The Berkeley Buddhist Monastery in California wrote a letter to a hundred-year-old tree in a backyard neighboring their center that was scheduled to be cut down on November 18, Good News Network reports.
The tree, a Douglas Fir, was in poor health with “gangly” limbs that could unexpectedly fall on passersby. The Reverend of Berkeley Buddhist Monastery, Heng Sue, knew the tree was going to be cut down, and wrote a letter to the tree and its inhabitants notifying of its removal. The letter was shared by Julia Goerlitz on Facebook, who thanked the center for its “respectful notice to the tree.”
The letter reads:
“To the Grand and Nobel Douglas Fir on Grant and Bancroft Streets and to all beings living in this tree: birds, animals, insects, spirits, and others:
We respectfully inform you that due to your poor health and taking into consideration the safety of the community, we will need to remove you on Monday, November 18, 2019. Mindful of your century of life and grateful for the shelter that you have selflessly provided to all, we wish your spirit to move on.

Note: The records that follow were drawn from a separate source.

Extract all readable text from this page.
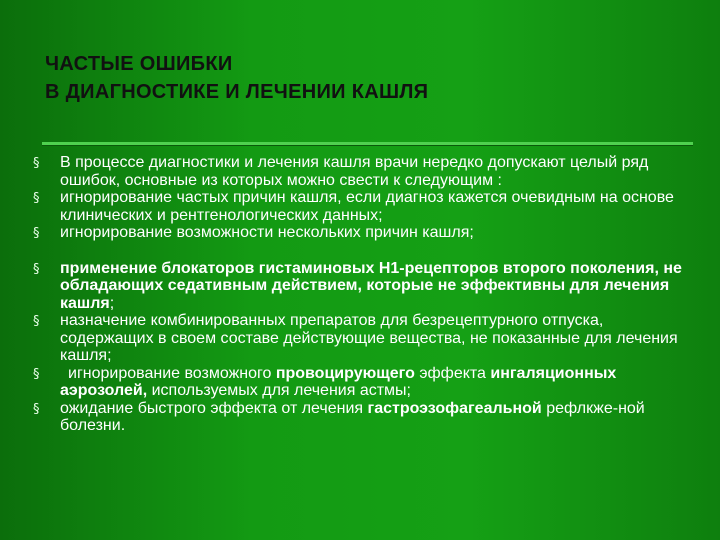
ЧАСТЫЕ ОШИБКИ
В ДИАГНОСТИКЕ И ЛЕЧЕНИИ КАШЛЯ
§ В процессе диагностики и лечения кашля врачи нередко допускают целый ряд ошибок, основные из которых можно свести к следующим :
§ игнорирование частых причин кашля, если диагноз кажется очевидным на основе клинических и рентгенологических данных;
§ игнорирование возможности нескольких причин кашля;
§ применение блокаторов гистаминовых Н1-рецепторов второго поколения, не обладающих седативным действием, которые не эффективны для лечения кашля;
§ назначение комбинированных препаратов для безрецептурного отпуска, содержащих в своем составе действующие вещества, не показанные для лечения кашля;
§ игнорирование возможного провоцирующего эффекта ингаляционных аэрозолей, используемых для лечения астмы;
§ ожидание быстрого эффекта от лечения гастроэзофагеальной рефлкже-ной болезни.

All beings who have made their home in this tree, please find other lodgings by Monday. We wish you no harm, and we apologize for the inconvenience this will bring to you and your families. We hope that you will find another place to live without difficulty and that you and your descendants will flourish and prosper.”
Rev. Heng Sure also held a private ceremony for the tree the Sunday before it was to be felled, and was joined by about a dozen neighbours.